Childcare programs and related financial assistance were touted as necessary to increase the number of tradeswomen. “If you capped childcare, as I have proposed, at 7 percent of a family’s income making less than 125 grand a year, it could cut in half the costs of childcare, saving thousands of dollars and freeing so many people to be able to go back to work, particularly these women who are totally qualified but have no alternative but to stay home," said President Joe Biden, referencing a plan that is part of the stalled Build Back Better Act. 

NABTU President Sean McGarvey pointed to apprenticeship readiness programs, a precursor to registered apprentice programs, as a path to a more diverse workforce. “Of the thousands of ... graduates in the last five years, 80 percent are people of color, and 25 percent are women.”

Calling registered apprenticeships “the model created by the building trades [and a] gold standard for job training in this country,” U.S. Labor Secretary Marty Walsh, a former building trades regional executive, said the administration was “doubling down” on the program and applying it to other industries. 

Speaker messages that the expansion of the middle class was linked to the strength of unions and union jobs also touched on President Biden's Feb. 4 executive order mandating project labor agreements on federal construction projects greater than $35 million. The federal government aimed to ensure the infrastructure bill “creates not only jobs but careers," said Buttigieg, "and not only a paycheck but generational wealth across rural, suburban and urban communities for people of every gender and race. He added, “that kind of wealth is built in American families when people get access to the kinds of quality jobs that unions can secure.”

The Biden administration's actions on labor agreement have not drawn universal praise across the industry.

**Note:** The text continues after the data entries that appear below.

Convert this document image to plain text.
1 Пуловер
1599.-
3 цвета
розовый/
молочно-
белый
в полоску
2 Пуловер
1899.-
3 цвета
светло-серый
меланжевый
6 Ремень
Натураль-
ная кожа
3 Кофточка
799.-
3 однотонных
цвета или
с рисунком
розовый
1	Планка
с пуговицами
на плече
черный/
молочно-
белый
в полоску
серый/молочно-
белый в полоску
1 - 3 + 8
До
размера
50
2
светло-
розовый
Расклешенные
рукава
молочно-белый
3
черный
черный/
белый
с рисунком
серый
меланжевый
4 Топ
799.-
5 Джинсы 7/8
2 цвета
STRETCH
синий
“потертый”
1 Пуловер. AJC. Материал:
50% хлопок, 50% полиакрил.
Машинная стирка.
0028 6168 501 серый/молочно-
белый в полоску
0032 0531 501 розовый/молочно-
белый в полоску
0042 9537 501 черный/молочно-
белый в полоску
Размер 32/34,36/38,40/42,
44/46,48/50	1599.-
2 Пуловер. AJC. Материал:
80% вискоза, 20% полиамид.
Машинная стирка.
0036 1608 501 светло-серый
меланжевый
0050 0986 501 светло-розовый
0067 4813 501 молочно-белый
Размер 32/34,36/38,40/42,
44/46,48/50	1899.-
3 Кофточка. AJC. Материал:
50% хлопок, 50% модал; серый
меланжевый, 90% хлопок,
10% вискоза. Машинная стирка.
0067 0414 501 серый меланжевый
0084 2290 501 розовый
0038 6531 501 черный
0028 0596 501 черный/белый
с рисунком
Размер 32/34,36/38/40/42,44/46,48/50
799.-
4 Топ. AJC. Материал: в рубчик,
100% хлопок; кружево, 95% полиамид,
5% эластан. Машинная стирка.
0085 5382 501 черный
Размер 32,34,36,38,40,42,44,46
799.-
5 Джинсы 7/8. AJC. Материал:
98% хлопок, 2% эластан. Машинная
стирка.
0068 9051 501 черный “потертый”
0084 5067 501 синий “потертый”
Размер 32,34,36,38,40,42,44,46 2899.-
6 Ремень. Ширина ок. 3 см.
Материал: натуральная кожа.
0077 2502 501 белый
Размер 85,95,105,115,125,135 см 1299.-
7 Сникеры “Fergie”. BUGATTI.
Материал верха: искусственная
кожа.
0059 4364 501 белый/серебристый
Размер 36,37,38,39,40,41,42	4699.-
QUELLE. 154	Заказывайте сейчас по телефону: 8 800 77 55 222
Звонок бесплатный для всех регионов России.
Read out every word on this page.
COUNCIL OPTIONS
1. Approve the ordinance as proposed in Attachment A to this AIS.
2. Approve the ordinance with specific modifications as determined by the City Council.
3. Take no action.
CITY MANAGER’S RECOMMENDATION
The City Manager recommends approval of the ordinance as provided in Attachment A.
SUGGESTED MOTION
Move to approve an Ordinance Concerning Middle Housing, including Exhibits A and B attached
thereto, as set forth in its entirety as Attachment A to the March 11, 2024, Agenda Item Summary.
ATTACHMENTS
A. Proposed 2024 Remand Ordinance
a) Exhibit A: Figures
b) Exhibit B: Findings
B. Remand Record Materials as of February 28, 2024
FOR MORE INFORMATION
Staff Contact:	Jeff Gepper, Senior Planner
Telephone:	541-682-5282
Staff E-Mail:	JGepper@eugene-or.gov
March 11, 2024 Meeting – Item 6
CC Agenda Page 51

The Associated Builders and Contractors sent a letter to the White House on April 6 signed by more than 1,200 of its 21,000 members opposing the Biden executive order. “We believe that any federal investment in construction, including our nation’s infrastructure, must ensure opportunity to all Americans, regardless of labor affiliation,” the letter said adding that “ABC members, along with many other construction employers, provide well-paying jobs and benefits for their employees.”